Clinical image interpretation is inherently multi-step and tool-centric: clinicians iteratively combine visual evidence with patient context, quantify findings, and refine their decisions through a sequence of specialized procedures. While LLM-based agents promise to orchestrate such heterogeneous medical tools, existing systems treat tool sets and invocation strategies as static after deployment. This design is brittle under real-world domain shifts, across tasks, and evolving diagnostic requirements, where predefined tool chains frequently degrade and demand costly manual re-design. We propose MACRO, a self-evolving, experience-augmented medical agent that shifts from static tool composition to experience-driven tool discovery.
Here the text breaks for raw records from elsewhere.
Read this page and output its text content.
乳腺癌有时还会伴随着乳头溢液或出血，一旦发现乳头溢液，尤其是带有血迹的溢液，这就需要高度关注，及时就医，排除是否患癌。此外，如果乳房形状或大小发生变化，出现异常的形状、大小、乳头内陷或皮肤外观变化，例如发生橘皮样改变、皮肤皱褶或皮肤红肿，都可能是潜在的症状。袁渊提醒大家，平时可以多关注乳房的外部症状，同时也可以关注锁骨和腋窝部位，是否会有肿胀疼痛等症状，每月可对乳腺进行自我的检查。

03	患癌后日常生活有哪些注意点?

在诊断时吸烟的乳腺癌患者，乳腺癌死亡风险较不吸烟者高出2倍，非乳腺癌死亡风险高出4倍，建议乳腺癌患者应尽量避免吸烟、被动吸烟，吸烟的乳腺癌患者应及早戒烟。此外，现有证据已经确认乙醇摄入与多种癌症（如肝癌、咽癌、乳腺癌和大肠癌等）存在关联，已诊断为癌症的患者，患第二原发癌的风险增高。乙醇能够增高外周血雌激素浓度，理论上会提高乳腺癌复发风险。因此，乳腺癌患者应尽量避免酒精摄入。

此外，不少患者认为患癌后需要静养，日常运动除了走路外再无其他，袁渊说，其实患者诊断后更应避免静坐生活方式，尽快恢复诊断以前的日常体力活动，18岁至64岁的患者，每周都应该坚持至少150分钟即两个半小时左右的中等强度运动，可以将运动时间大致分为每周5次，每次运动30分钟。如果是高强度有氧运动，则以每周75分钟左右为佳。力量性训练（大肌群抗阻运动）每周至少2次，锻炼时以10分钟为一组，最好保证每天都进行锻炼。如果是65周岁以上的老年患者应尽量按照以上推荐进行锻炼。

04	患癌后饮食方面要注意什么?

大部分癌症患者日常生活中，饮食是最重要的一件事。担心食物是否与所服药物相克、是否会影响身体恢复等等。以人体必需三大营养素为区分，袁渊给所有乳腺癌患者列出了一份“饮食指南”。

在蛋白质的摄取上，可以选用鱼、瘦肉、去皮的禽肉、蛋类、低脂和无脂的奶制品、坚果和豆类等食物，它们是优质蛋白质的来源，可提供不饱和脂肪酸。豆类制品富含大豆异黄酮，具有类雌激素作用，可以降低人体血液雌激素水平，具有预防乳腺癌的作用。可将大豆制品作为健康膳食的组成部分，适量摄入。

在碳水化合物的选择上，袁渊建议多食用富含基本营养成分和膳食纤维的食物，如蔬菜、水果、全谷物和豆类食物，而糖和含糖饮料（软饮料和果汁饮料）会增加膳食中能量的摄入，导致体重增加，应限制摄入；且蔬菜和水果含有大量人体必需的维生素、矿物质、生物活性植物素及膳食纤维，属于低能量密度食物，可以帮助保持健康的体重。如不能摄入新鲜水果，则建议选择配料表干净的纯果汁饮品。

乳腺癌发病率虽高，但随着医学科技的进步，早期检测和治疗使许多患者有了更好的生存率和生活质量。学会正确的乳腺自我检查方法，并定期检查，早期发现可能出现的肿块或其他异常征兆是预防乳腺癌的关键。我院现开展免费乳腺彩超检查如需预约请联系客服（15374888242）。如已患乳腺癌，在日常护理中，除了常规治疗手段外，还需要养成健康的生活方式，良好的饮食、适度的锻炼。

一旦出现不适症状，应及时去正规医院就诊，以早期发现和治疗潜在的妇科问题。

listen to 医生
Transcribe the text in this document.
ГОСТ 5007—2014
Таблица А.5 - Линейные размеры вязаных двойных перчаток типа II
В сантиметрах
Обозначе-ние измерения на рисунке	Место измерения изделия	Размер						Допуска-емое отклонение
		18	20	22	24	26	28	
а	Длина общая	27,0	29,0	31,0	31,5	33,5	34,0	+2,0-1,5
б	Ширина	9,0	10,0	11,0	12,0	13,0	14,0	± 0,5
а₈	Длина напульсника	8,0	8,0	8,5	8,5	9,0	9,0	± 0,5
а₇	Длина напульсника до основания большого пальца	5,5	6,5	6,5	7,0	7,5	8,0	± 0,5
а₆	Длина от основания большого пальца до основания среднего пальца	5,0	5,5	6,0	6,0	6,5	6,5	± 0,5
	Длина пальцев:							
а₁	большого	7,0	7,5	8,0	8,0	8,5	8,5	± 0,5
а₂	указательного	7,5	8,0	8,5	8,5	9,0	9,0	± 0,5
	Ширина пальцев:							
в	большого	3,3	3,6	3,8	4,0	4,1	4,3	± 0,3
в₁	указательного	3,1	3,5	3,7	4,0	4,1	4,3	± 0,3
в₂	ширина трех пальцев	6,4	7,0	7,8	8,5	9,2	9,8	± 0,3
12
From verified execution trajectories, the agent autonomously identifies recurring effective multi-step tool sequences, synthesizes them into reusable composite tools, and registers these as new high-level primitives that continuously expand its behavioral repertoire. A lightweight image-feature memory grounds tool selection in a visual-clinical context, while a GRPO-like training loop reinforces reliable invocation of discovered composites, enabling closed-loop self-improvement with minimal supervision. Extensive experiments across diverse medical imaging datasets and tasks demonstrate that autonomous composite tool discovery consistently improves multi-step orchestration accuracy and cross-domain generalization over strong baselines and recent state-of-the-art agentic methods, bridging the gap between brittle static tool use and adaptive, context-aware clinical AI assistance. Code will be available upon acceptance.
Paper Structure (30 sections, 9 equations, 4 figures, 3 tables)

This paper contains 30 sections, 9 equations, 4 figures, 3 tables.

Figures (4)

  • Figure 1: Existing medical agents vs. our MACRO. Existing medical agents rely on static, predefined tool sets and invocation strategies that struggle to adapt to variations across different imaging domains or intra-class sample differences, often leading to failures. In contrast, MACRO enhances adaptability by discovering and integrating composite tools, validated tool sequences capable of executing multi-step operations. These sequences are distilled from repeatedly successful trajectories in real-world workflows, enabling more robust performance in the face of clinical variability.
  • Figure 2: Pipeline of proposed MACRO. For each input image and multi-step trajectory, MACRO first retrieves relevant experiences from a memory store using image feature similarity. At every step, the model generates a response; if the generated tool sequence contains any registered composite tool $\mathbf{c} \in \mathcal{C}$, a positive reward is assigned. Tool calls are executed, and their results are appended to the evidence, informing subsequent steps. At the end of the trajectory, if the final answer matches the ground truth, the entire tool sequence is stored back into $\mathcal{M}$, and its contiguous subsequences increment the frequency counts in the composite registry $\mathcal{C}$, enabling online discovery of new composite tools.
  • Figure 3: Closed-loop learning in MACRO yields two measurable benefits: (a) tool complexity decreases as higher-level tools progressively replace multi-step patterns; (b) As MACRO acquires stronger tools and better demonstrations, performance with abstract tools improves by 8.8% over the basic tool lib.
  • Figure 4: A case study on glaucoma diagnosis, illustrating the detailed workflow within the MACRO framework. The green text represents the call action operations, while the surrounding reasoning reflects the model's explanation and thought process behind each action.